Ecco, in quest’ottica anche un album come “My God Has Got A Gun” dei Vukovi assume un valore diverso. Il duo scozzese, composto dalla cantante Janine Shilstone e dal chitarrista Hamish Reilly, non presenta davvero nessuna caratteristica in grado di differenziarlo dalla massa di gruppi che, da qualche anno a questa parte, stanno provando a riportare in luce l’ampio spettro di sonorità racchiuse nella sfera del nu metal/alt metal. Si seguono le coordinate moderne e radio-friendly imposte da grandi nomi del settore come Bring Me The Horizon e Babymetal.

I Vukovi, da buoni gregari del genere, si limitano a un compitino di pregevole fattura che abbraccia tutti gli elementi stilistici tradizionali del genere: chitarre e batteria innaturalmente potenti poiché sottoposte a una cura di “steroidi” in studio; riffoni semplici ma impattanti; ritornelli super-pop che devono stamparsi in testa sin dal primissimo ascolto; breakdown “scapoccianti” presi in prestito dal metalcore; influenze pop punk che qui si manifestano nella voce di Shilstone, modellata su quella di Hayley Williams dei Paramore; gli immancabili inserti glitchati che, con quel loro retrogusto un po’ dubstep, danno un tocco elettronico a un sound già di per sé molto sintetico e artefatto.

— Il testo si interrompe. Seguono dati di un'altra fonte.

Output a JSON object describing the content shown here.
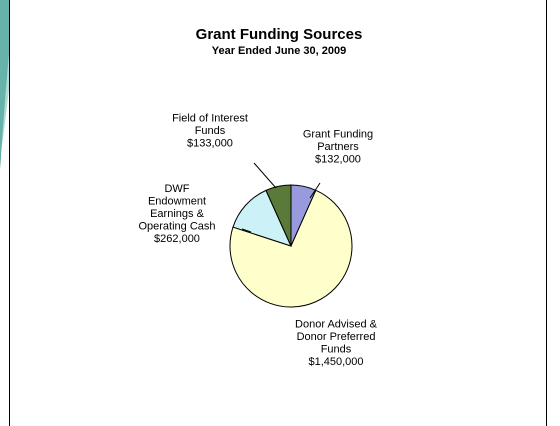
{
  "chart_data": {
    "type": "pie",
    "title": "Grant Funding Sources",
    "subtitle": "Year Ended June 30, 2009",
    "slices": [
      {
        "label": [
          "Grant Funding",
          "Partners",
          "$132,000"
        ],
        "value": 132000,
        "color": "#9999dd"
      },
      {
        "label": [
          "Donor Advised &",
          "Donor Preferred",
          "Funds",
          "$1,450,000"
        ],
        "value": 1450000,
        "color": "#ffffcc"
      },
      {
        "label": [
          "DWF",
          "Endowment",
          "Earnings &",
          "Operating Cash",
          "$262,000"
        ],
        "value": 262000,
        "color": "#ccf2f7"
      },
      {
        "label": [
          "Field of Interest",
          "Funds",
          "$133,000"
        ],
        "value": 133000,
        "color": "#5a7a3a"
      }
    ],
    "legend": "none"
  }
}
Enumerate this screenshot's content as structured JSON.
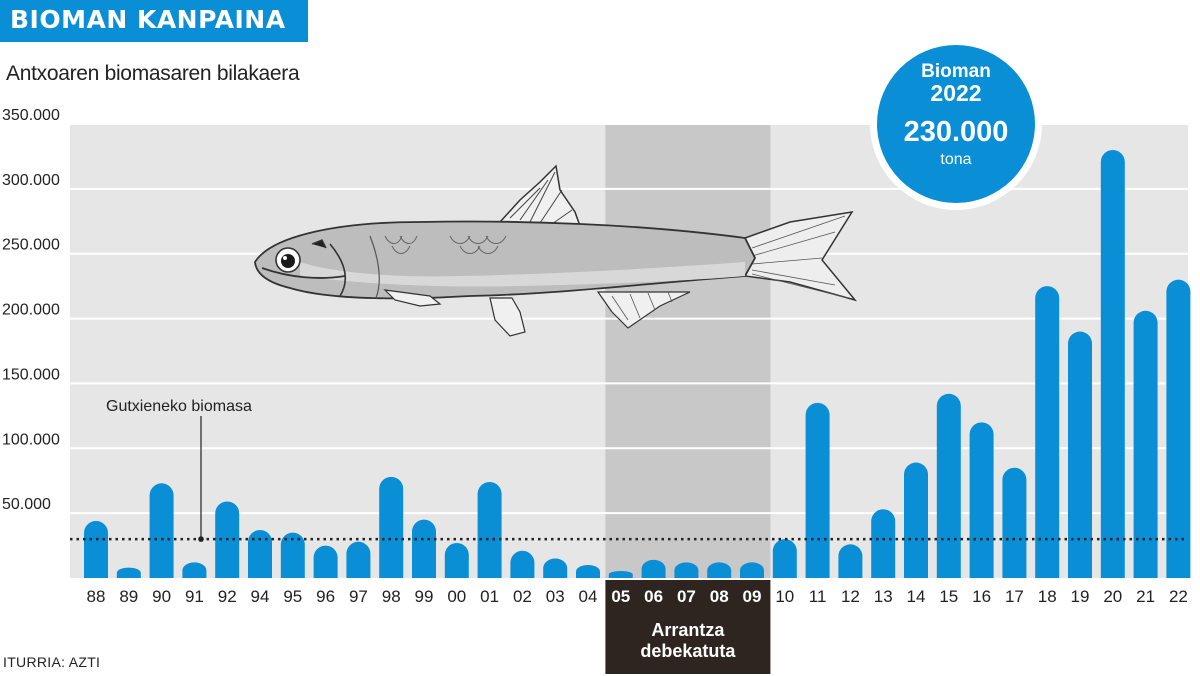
{
  "header": {
    "title": "BIOMAN KANPAINA"
  },
  "subtitle": "Antxoaren biomasaren bilakaera",
  "source": "ITURRIA: AZTI",
  "callout": {
    "line1": "Bioman",
    "line2": "2022",
    "value": "230.000",
    "unit": "tona"
  },
  "colors": {
    "accent": "#0a8fd6",
    "plot_bg": "#e6e6e6",
    "band_bg": "#c8c8c8",
    "band_label_bg": "#2e2520"
  },
  "chart_data": {
    "type": "bar",
    "categories": [
      "88",
      "89",
      "90",
      "91",
      "92",
      "94",
      "95",
      "96",
      "97",
      "98",
      "99",
      "00",
      "01",
      "02",
      "03",
      "04",
      "05",
      "06",
      "07",
      "08",
      "09",
      "10",
      "11",
      "12",
      "13",
      "14",
      "15",
      "16",
      "17",
      "18",
      "19",
      "20",
      "21",
      "22"
    ],
    "values": [
      44000,
      8000,
      73000,
      12000,
      59000,
      37000,
      35000,
      25000,
      28000,
      78000,
      45000,
      27000,
      74000,
      21000,
      15000,
      10000,
      4000,
      14000,
      12000,
      12000,
      12000,
      30000,
      135000,
      26000,
      53000,
      89000,
      142000,
      120000,
      85000,
      225000,
      190000,
      330000,
      206000,
      230000
    ],
    "ylim": [
      0,
      350000
    ],
    "yticks": [
      "350.000",
      "300.000",
      "250.000",
      "200.000",
      "150.000",
      "100.000",
      "50.000"
    ],
    "ytick_values": [
      350000,
      300000,
      250000,
      200000,
      150000,
      100000,
      50000
    ],
    "threshold": {
      "label": "Gutxieneko biomasa",
      "value": 30000
    },
    "shaded_period": {
      "categories": [
        "05",
        "06",
        "07",
        "08",
        "09"
      ],
      "label_line1": "Arrantza",
      "label_line2": "debekatuta"
    },
    "grid": true,
    "title": "",
    "xlabel": "",
    "ylabel": ""
  }
}
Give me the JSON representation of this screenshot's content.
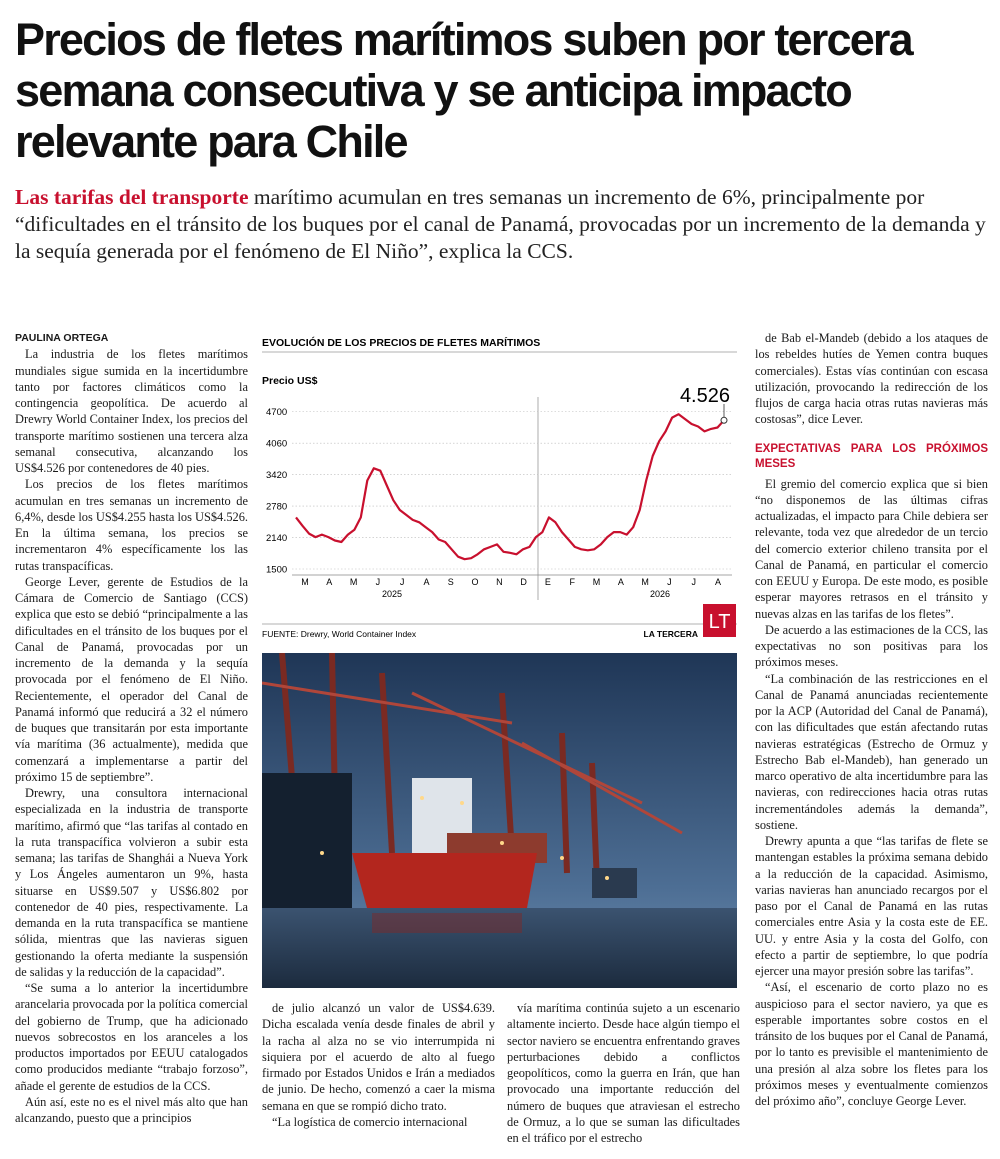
{
  "headline": "Precios de fletes marítimos suben por tercera semana consecutiva y se anticipa impacto relevante para Chile",
  "deck": {
    "highlight": "Las tarifas del transporte",
    "text": "marítimo acumulan en tres semanas un incremento de 6%, principalmente por “dificultades en el tránsito de los buques por el canal de Panamá, provocadas por un incremento de la demanda y la sequía generada por el fenómeno de El Niño”, explica la CCS."
  },
  "byline": "PAULINA ORTEGA",
  "columns": [
    [
      "La industria de los fletes marítimos mundiales sigue sumida en la incertidumbre tanto por factores climáticos como la contingencia geopolítica. De acuerdo al Drewry World Container Index, los precios del transporte marítimo sostienen una tercera alza semanal consecutiva, alcanzando los US$4.526 por contenedores de 40 pies.",
      "Los precios de los fletes marítimos acumulan en tres semanas un incremento de 6,4%, desde los US$4.255 hasta los US$4.526. En la última semana, los precios se incrementaron 4% específicamente los las rutas transpacíficas.",
      "George Lever, gerente de Estudios de la Cámara de Comercio de Santiago (CCS) explica que esto se debió “principalmente a las dificultades en el tránsito de los buques por el Canal de Panamá, provocadas por un incremento de la demanda y la sequía provocada por el fenómeno de El Niño. Recientemente, el operador del Canal de Panamá informó que reducirá a 32 el número de buques que transitarán por esta importante vía marítima (36 actualmente), medida que comenzará a implementarse a partir del próximo 15 de septiembre”.",
      "Drewry, una consultora internacional especializada en la industria de transporte marítimo, afirmó que “las tarifas al contado en la ruta transpacífica volvieron a subir esta semana; las tarifas de Shanghái a Nueva York y Los Ángeles aumentaron un 9%, hasta situarse en US$9.507 y US$6.802 por contenedor de 40 pies, respectivamente. La demanda en la ruta transpacífica se mantiene sólida, mientras que las navieras siguen gestionando la oferta mediante la suspensión de salidas y la reducción de la capacidad”.",
      "“Se suma a lo anterior la incertidumbre arancelaria provocada por la política comercial del gobierno de Trump, que ha adicionado nuevos sobrecostos en los aranceles a los productos importados por EEUU catalogados como producidos mediante “trabajo forzoso”, añade el gerente de estudios de la CCS.",
      "Aún así, este no es el nivel más alto que han alcanzando, puesto que a principios"
    ],
    [
      "de julio alcanzó un valor de US$4.639. Dicha escalada venía desde finales de abril y la racha al alza no se vio interrumpida ni siquiera por el acuerdo de alto al fuego firmado por Estados Unidos e Irán a mediados de junio. De hecho, comenzó a caer la misma semana en que se rompió dicho trato.",
      "“La logística de comercio internacional"
    ],
    [
      "vía marítima continúa sujeto a un escenario altamente incierto. Desde hace algún tiempo el sector naviero se encuentra enfrentando graves perturbaciones debido a conflictos geopolíticos, como la guerra en Irán, que han provocado una importante reducción del número de buques que atraviesan el estrecho de Ormuz, a lo que se suman las dificultades en el tráfico por el estrecho"
    ],
    [
      "de Bab el-Mandeb (debido a los ataques de los rebeldes hutíes de Yemen contra buques comerciales). Estas vías continúan con escasa utilización, provocando la redirección de los flujos de carga hacia otras rutas navieras más costosas”, dice Lever."
    ]
  ],
  "subheading": "Expectativas para los próximos meses",
  "after_subheading": [
    "El gremio del comercio explica que si bien “no disponemos de las últimas cifras actualizadas, el impacto para Chile debiera ser relevante, toda vez que alrededor de un tercio del comercio exterior chileno transita por el Canal de Panamá, en particular el comercio con EEUU y Europa. De este modo, es posible esperar mayores retrasos en el tránsito y nuevas alzas en las tarifas de los fletes”.",
    "De acuerdo a las estimaciones de la CCS, las expectativas no son positivas para los próximos meses.",
    "“La combinación de las restricciones en el Canal de Panamá anunciadas recientemente por la ACP (Autoridad del Canal de Panamá), con las dificultades que están afectando rutas navieras estratégicas (Estrecho de Ormuz y Estrecho Bab el-Mandeb), han generado un marco operativo de alta incertidumbre para las navieras, con redirecciones hacia otras rutas incrementándoles además la demanda”, sostiene.",
    "Drewry apunta a que “las tarifas de flete se mantengan estables la próxima semana debido a la reducción de la capacidad. Asimismo, varias navieras han anunciado recargos por el paso por el Canal de Panamá en las rutas comerciales entre Asia y la costa este de EE. UU. y entre Asia y la costa del Golfo, con efecto a partir de septiembre, lo que podría ejercer una mayor presión sobre las tarifas”.",
    "“Así, el escenario de corto plazo no es auspicioso para el sector naviero, ya que es esperable importantes sobre costos en el tránsito de los buques por el Canal de Panamá, por lo tanto es previsible el mantenimiento de una presión al alza sobre los fletes para los próximos meses y eventualmente comienzos del próximo año”, concluye George Lever."
  ],
  "chart": {
    "type": "line",
    "title": "EVOLUCIÓN DE LOS PRECIOS DE FLETES MARÍTIMOS",
    "y_label": "Precio US$",
    "months": [
      "M",
      "A",
      "M",
      "J",
      "J",
      "A",
      "S",
      "O",
      "N",
      "D",
      "E",
      "F",
      "M",
      "A",
      "M",
      "J",
      "J",
      "A"
    ],
    "years": [
      "2025",
      "2026"
    ],
    "values": [
      2550,
      2380,
      2220,
      2150,
      2200,
      2150,
      2080,
      2050,
      2200,
      2300,
      2550,
      3300,
      3550,
      3500,
      3200,
      2900,
      2700,
      2600,
      2500,
      2450,
      2350,
      2250,
      2100,
      2050,
      1900,
      1750,
      1700,
      1720,
      1800,
      1900,
      1950,
      2000,
      1850,
      1830,
      1800,
      1900,
      1950,
      2150,
      2250,
      2550,
      2450,
      2250,
      2100,
      1950,
      1900,
      1880,
      1900,
      2000,
      2150,
      2250,
      2250,
      2200,
      2350,
      2700,
      3300,
      3800,
      4100,
      4300,
      4580,
      4650,
      4550,
      4450,
      4400,
      4300,
      4350,
      4380,
      4526
    ],
    "annotation": "4.526",
    "color": "#c8102e",
    "ylim": [
      1500,
      5000
    ],
    "yticks": [
      1500,
      2140,
      2780,
      3420,
      4060,
      4700
    ],
    "grid": true,
    "source": "FUENTE: Drewry, World Container Index",
    "brand": "LA TERCERA",
    "logo": "LT"
  }
}
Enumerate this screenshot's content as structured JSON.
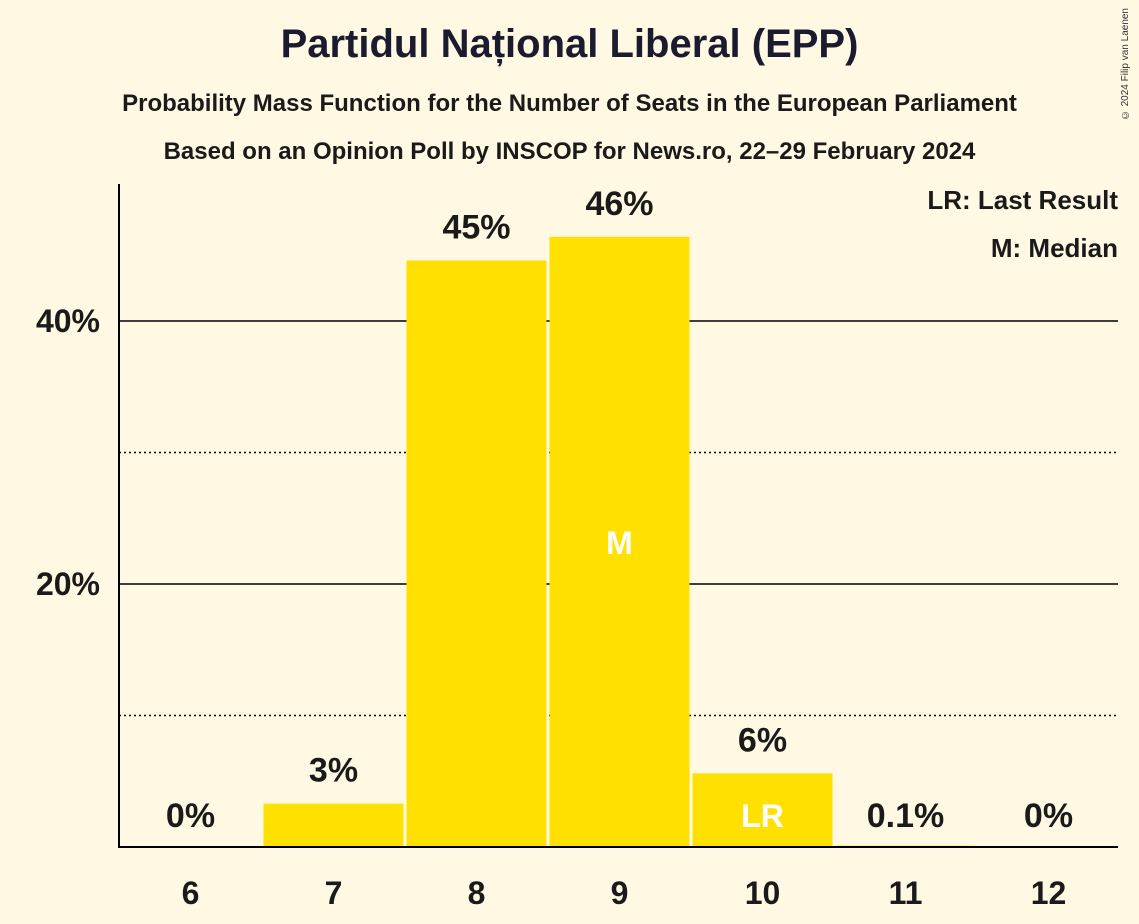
{
  "header": {
    "title": "Partidul Național Liberal (EPP)",
    "subtitle1": "Probability Mass Function for the Number of Seats in the European Parliament",
    "subtitle2": "Based on an Opinion Poll by INSCOP for News.ro, 22–29 February 2024",
    "copyright": "© 2024 Filip van Laenen"
  },
  "legend": {
    "lr": "LR: Last Result",
    "m": "M: Median"
  },
  "colors": {
    "bar": "#ffe000",
    "background": "#fff8e3"
  },
  "chart_data": {
    "type": "bar",
    "categories": [
      "6",
      "7",
      "8",
      "9",
      "10",
      "11",
      "12"
    ],
    "values": [
      0,
      3.3,
      44.6,
      46.4,
      5.6,
      0.1,
      0
    ],
    "value_labels": [
      "0%",
      "3%",
      "45%",
      "46%",
      "6%",
      "0.1%",
      "0%"
    ],
    "markers": {
      "9": "M",
      "10": "LR"
    },
    "ylim": [
      0,
      50
    ],
    "yticks": [
      {
        "value": 20,
        "label": "20%"
      },
      {
        "value": 40,
        "label": "40%"
      }
    ],
    "minor_gridlines": [
      10,
      30
    ],
    "grid": true,
    "legend_position": "top-right"
  }
}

Il duo scozzese si muove in questo preciso contesto musicale. I Vukovi non alzano mai la testa per cercare di seguire piste alternative o personali, accontentandosi di dar vita a un album anonimo ma non incolore perché, in fondo in fondo, si lascia ascoltare con discreto piacere pur essendo un po’ fuori dal tempo (siamo nel 2005 o nel 2025?). Le canzoni della coppia Shilstone Reilly saranno pure derivative e indistinguibili l’una dall’altra ma, in non poche occasioni (“Gungho”, “My God Has Got A Gun”, “Fuc Kit Up”), sanno essere stuzzicanti e coinvolgenti. Tanto basta per poter ambire all’importante ruolo di “trampolini di lancio” per stuoli di imberbi da indottrinare al verbo del rock.